Pantau - Pelatihan Tactical Floor Game (TFG) digelar di Asrama Haji Pondok Gede, Jakarta, sebagai bagian dari persiapan calon Petugas Penyelenggara Ibadah Haji (PPIH) Arab Saudi untuk musim haji 1447 H/2026 M.
Pelatihan ini bertujuan memastikan bahwa pelayanan jemaah haji dapat dilakukan secara terstruktur dan tidak bergantung pada improvisasi lapangan.
Melalui metode TFG, strategi pelayanan dirancang dan disimulasikan jauh sebelum para petugas tiba di Tanah Suci.

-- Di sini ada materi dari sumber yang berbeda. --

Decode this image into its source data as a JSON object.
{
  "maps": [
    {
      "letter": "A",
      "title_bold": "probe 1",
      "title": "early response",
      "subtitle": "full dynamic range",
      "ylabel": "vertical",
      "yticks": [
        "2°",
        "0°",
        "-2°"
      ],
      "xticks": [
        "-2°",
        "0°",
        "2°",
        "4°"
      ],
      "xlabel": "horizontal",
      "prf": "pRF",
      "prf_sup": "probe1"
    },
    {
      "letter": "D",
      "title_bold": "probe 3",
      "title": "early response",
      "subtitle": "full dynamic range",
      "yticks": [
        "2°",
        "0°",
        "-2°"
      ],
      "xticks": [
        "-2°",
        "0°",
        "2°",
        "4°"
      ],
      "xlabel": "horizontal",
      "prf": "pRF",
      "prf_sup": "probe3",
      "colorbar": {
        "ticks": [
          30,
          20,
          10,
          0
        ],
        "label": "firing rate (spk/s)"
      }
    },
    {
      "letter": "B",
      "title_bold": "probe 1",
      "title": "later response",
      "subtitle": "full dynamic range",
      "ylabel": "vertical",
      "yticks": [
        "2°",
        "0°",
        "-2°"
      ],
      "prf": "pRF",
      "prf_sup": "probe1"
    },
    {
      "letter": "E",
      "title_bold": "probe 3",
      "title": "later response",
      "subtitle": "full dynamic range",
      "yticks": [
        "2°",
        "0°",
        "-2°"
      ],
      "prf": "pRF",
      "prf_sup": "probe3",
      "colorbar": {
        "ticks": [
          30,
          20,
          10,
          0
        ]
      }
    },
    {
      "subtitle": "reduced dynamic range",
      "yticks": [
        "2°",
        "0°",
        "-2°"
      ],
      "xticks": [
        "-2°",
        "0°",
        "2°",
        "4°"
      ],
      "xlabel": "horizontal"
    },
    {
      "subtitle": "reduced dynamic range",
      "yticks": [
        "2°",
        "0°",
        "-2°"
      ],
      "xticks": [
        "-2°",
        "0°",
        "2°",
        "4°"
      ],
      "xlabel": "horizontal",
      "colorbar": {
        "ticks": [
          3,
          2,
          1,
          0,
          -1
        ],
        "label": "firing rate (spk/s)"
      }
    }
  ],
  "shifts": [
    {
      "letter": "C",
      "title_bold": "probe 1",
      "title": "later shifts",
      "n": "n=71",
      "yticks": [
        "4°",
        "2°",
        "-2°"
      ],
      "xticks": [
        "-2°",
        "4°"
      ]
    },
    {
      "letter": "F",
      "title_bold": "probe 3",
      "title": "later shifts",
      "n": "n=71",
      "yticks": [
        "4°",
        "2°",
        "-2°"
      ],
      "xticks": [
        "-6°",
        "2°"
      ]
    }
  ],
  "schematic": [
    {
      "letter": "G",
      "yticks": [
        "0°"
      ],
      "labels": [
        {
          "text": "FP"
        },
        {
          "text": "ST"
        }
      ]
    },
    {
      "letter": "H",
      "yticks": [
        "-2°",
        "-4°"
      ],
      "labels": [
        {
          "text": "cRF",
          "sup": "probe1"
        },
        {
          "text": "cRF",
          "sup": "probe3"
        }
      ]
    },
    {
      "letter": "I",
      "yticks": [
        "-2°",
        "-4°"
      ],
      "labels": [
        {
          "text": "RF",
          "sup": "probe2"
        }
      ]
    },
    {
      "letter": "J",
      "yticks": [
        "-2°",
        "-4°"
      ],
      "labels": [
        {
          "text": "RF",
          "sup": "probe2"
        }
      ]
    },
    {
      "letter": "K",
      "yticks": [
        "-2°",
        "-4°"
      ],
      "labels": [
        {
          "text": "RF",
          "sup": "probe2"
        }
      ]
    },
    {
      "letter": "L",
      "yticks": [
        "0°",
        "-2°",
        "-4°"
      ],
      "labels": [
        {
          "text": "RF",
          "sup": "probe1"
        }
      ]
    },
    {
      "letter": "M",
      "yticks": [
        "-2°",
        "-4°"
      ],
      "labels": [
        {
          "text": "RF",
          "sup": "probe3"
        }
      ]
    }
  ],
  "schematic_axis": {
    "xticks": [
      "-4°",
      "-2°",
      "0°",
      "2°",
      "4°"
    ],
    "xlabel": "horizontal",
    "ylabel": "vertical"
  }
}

Simulasi Medan Haji Lewat Maket Taktis
Di dalam aula pelatihan, berbagai maket visual disusun menyerupai lokasi-lokasi penting dalam pelaksanaan ibadah haji.
Maket tersebut antara lain berupa miniatur Ka'bah lengkap dengan kiswah emas, tenda-tenda putih di Mina, bus jemaah, hingga kompleks Jamarat bertingkat.
Representasi ini membentuk gambaran spasial yang menyerupai kondisi geografis nyata di Arab Saudi.
Letkol Infanteri Surnadi, pria berbaju loreng yang bertugas sebagai Koordinator Materi TFG, memimpin simulasi di tengah maket menggunakan tongkat penunjuk.
Ia menjelaskan pergerakan jemaah dalam fase-fase krusial haji, yakni Arafah, Muzdalifah, dan Mina atau yang dikenal sebagai Armuzna.
"Pelayanan haji adalah operasi kemanusiaan berskala besar yang menuntut presisi, kecepatan, dan ketepatan strategi," ungkapnya di hadapan lebih dari 1.600 peserta diklat.
Metode Militer untuk Pelayanan Kemanusiaan
Konsep TFG sendiri diadaptasi dari dunia militer, di mana taktik dan manuver pasukan disimulasikan terlebih dahulu di atas maket sebelum terjun ke medan sebenarnya.
Dalam konteks penyelenggaraan haji, filosofi ini diterapkan untuk memetakan strategi pelayanan di lapangan secara matang.
TFG kini telah menjadi standar operasional dalam pelatihan petugas haji dan terbukti efektif di berbagai daerah kerja, seperti Daker Madinah, Daker Bandara, dan Daker Makkah.
Namun demikian, tantangan terbesar tetap ada pada fase puncak ibadah haji yaitu Armuzna, di mana efektivitas TFG diuji secara langsung dalam kondisi riil.
Letkol Surnadi menekankan pentingnya penguasaan medan dan kesiapan taktis untuk menghadapi dinamika lapangan selama fase tersebut.
"Penguasaan medan dan simulasi taktis sangat penting agar petugas tidak gagap saat menghadapi jutaan jemaah dalam waktu dan lokasi yang bersamaan," ia mengungkapkan.